Individueel bewustzijn is noodzakelijk, maar niet voldoende om verandering op maatschappelijk niveau te bewerkstelligen. De enige manier om een mentale constructie zoals racisme permanent te veranderen, is door de fysieke wereld die onze geest informeert, fundamenteel te reorganiseren.

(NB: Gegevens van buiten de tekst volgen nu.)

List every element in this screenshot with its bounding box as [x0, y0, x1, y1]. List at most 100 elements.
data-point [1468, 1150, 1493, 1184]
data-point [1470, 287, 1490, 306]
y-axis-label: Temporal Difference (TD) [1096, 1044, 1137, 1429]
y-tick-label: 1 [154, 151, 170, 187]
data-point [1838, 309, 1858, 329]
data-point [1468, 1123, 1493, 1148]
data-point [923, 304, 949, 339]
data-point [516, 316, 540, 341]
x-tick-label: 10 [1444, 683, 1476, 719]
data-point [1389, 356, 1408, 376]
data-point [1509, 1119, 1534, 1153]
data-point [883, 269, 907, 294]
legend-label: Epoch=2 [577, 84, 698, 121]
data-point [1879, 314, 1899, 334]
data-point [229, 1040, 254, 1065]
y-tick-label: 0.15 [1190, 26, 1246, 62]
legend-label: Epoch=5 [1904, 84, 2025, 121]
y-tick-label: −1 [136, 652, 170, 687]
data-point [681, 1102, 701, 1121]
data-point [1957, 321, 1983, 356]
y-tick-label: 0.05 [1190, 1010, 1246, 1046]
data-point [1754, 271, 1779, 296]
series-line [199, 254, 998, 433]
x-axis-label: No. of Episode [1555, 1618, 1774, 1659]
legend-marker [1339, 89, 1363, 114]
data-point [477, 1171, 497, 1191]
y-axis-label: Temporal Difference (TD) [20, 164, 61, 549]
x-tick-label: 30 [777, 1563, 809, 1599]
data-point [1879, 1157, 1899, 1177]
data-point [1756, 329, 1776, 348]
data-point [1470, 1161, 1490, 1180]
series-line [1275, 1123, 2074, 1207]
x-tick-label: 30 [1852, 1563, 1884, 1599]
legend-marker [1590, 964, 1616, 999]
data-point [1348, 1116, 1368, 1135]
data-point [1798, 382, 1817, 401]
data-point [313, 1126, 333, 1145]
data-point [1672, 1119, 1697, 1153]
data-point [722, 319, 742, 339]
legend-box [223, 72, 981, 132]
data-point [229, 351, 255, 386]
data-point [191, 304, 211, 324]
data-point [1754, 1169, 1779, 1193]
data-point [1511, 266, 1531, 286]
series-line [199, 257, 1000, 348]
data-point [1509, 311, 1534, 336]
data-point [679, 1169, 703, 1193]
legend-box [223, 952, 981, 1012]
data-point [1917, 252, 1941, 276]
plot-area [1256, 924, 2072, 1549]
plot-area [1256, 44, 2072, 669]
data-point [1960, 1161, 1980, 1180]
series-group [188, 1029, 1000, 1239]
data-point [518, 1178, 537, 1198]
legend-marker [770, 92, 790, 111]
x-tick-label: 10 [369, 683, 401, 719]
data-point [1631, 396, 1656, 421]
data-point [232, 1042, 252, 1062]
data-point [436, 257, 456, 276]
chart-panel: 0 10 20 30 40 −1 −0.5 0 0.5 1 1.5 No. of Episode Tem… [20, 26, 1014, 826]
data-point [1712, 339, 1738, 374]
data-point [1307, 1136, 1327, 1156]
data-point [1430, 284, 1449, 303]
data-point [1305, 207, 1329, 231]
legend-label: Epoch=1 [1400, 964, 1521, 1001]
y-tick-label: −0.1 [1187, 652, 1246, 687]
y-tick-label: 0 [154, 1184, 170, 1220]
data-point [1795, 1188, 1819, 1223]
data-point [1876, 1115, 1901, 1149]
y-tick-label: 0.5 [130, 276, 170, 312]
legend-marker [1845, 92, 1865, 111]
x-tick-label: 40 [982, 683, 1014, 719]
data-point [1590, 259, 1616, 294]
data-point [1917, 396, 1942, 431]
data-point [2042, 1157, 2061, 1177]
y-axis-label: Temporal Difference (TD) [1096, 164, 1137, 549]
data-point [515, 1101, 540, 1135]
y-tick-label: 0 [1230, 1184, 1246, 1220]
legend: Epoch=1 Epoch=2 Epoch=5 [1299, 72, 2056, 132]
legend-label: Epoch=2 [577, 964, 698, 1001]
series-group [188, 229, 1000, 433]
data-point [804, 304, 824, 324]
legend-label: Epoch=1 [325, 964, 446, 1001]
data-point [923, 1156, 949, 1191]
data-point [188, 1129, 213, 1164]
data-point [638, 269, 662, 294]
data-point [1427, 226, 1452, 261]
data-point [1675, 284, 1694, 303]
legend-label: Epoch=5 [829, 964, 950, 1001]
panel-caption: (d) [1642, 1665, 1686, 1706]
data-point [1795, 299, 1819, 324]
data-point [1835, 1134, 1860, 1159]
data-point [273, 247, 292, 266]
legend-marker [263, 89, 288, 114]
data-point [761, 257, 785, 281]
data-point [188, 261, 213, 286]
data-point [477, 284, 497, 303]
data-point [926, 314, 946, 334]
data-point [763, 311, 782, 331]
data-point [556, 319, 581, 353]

In de Verenigde Staten betekent dit dat de Amerikaanse scholen moeten worden gedesegregeerd, die zestig jaar na Brown v. Board of Education nog steeds ongelijk zijn. Het zou ook de desegregatie vereisen van Amerikaanse buurten, die diep verdeeld zijn langs raciale en etnische lijnen. Deze verschuiving zou ook afhangen van gelijke toegang tot de gezondheidszorg, die voor minderheden een beetje verbeterd is na de invoering van de Affordable Care Act in 2010. Ten slotte zal een echte verschuiving in mentale constructies met betrekking tot ras en etniciteit berusten op gelijke vertegenwoordiging in politieke functies, waar minderheden nog steeds sterk ondervertegenwoordigd zijn.
Mettertijd zullen meer gelijke kansen voor minderheden de impliciete vooroordelen herschrijven die ieder van ons leiden. Tot die tijd zullen de onderbewuste geesten van Amerikanen, evenals onze beslissingen, de verdeeldheid blijven weerspiegelen die we in onze fysieke wereld zien.